I recently attended a Just Share lecture by Dr Eve Poole entitled The 7 Deadly Sins of Capitalism. It was a fascinating talk. Particularly striking was the challenge: If St Peter at the pearly gates asked to see your bank statement, what would it tell him about what you believed? Rev Giles Fraser echoed this when he challenged us to spend time studying our bank statements in his recent Thought for the Day.
This is not about feeling guilty but being empowered to make positive buying decisions. #MyNextBuy is a new initiative encouraging us to make our next clothing purchase one step more ethical than our last. Will you pledge to do this? And can you take it even further – commit to making every purchase you make more ethical than the last? I write a blog on conscious consuming where I have collated ideas to help, and links to companies that are trying to make the world a better place.
What does your bank statement say about you? Have a look at it now – your recent expenditure probably includes supermarket shopping, pension contributions, insurance, mortgage and other essentials. How can you make spending on these more ethical? What changes can you make today to become a more conscious consumer?
By buying less stuff and by being more conscious of our impact when we do buy stuff, not only do we have more life, but those who produce our goods can also have more life, and a better quality of life too.
“Go on, but only buy what you need.” These are almost always the words, I hear if I’m heading to do the supermarket run. And my wife is right!
Consumerism is not a pathway to joy and meaning in life. This isn’t new. We all feel it to be true.
If specifically asked the question, nobody would ever say the secret to a joyful, meaningful life is to buy lots of stuff. Deep down, we know we were made for something bigger: something more significant than passing consumption.
Nobody really believes happiness is directly tied to the number of things we own. Yet almost all of us live like it.
We work more hours than ever before, earn more income, but save less. Personal debt continues to increase dramatically. My wallet has too many plastic options.
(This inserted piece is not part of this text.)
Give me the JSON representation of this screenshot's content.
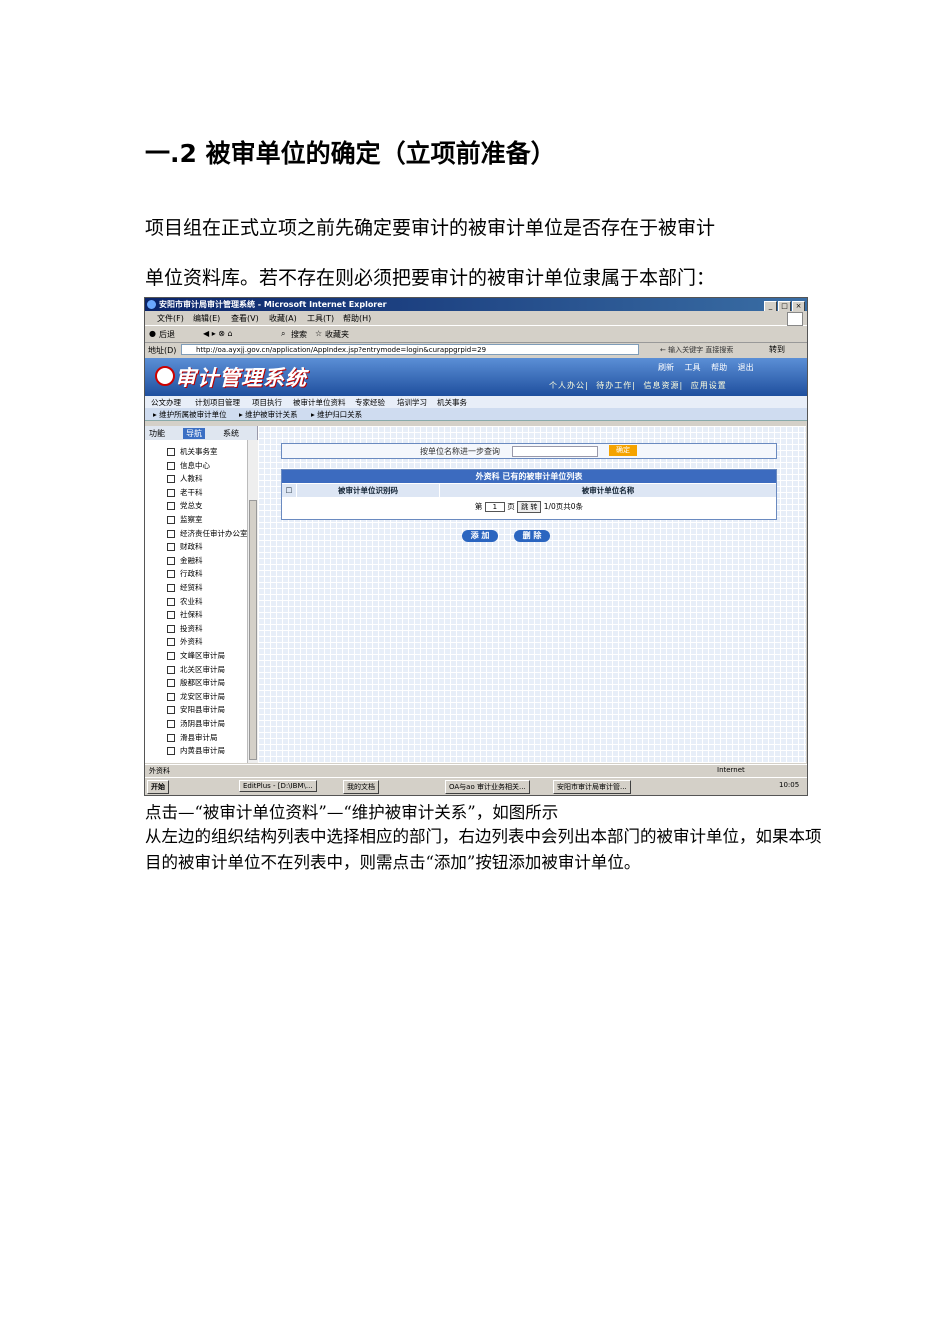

And the average credit card holder now has three different credit cards in his or her pocket. Will Rogers captures it well, “Too many people spend money they haven’t earned, to buy things they don’t want, to impress people they don’t like!”
We never intentionally set out to buy more than we need or spend more than we make. But here’s the problem: Mindless consumption always turns into excessive consumption.
And excess consumption results in stress, burden, pressure to impress, envy, and that’s before considering the environmental impact.
It is time to rethink our spending habits, rediscover thoughtfulness and greater intentionality in our purchases. So how about this?
1. Reassess the life you have created. Might you slow down enough to assess the whole picture of your habits, choices and pursuits?
2. Don’t copy others. Your life is too unique to live like everyone else.
3. Know your weaknesses. What prompts weak lifestyle choices? What needs to get eliminated?
4. Check motivations. Let meaning, significance and service win out over greed, envy and self.
5. Count real costs. It’s not just what you acquire, but the accessories to the acquisition. Henry David Thoreau said it best, “The price of anything is the amount of life you exchange for it.”
6. Give things away. Because there’s nothing like the freedom of a decent spring-clean! Choose courageously. Freecycle and streetbank would love your resources.
7. Pursue joy. Yes that, above all…….
Make intentionality your highest pursuit. Not consumerism. Julie’s right, “Don’t buy what you don’t need.”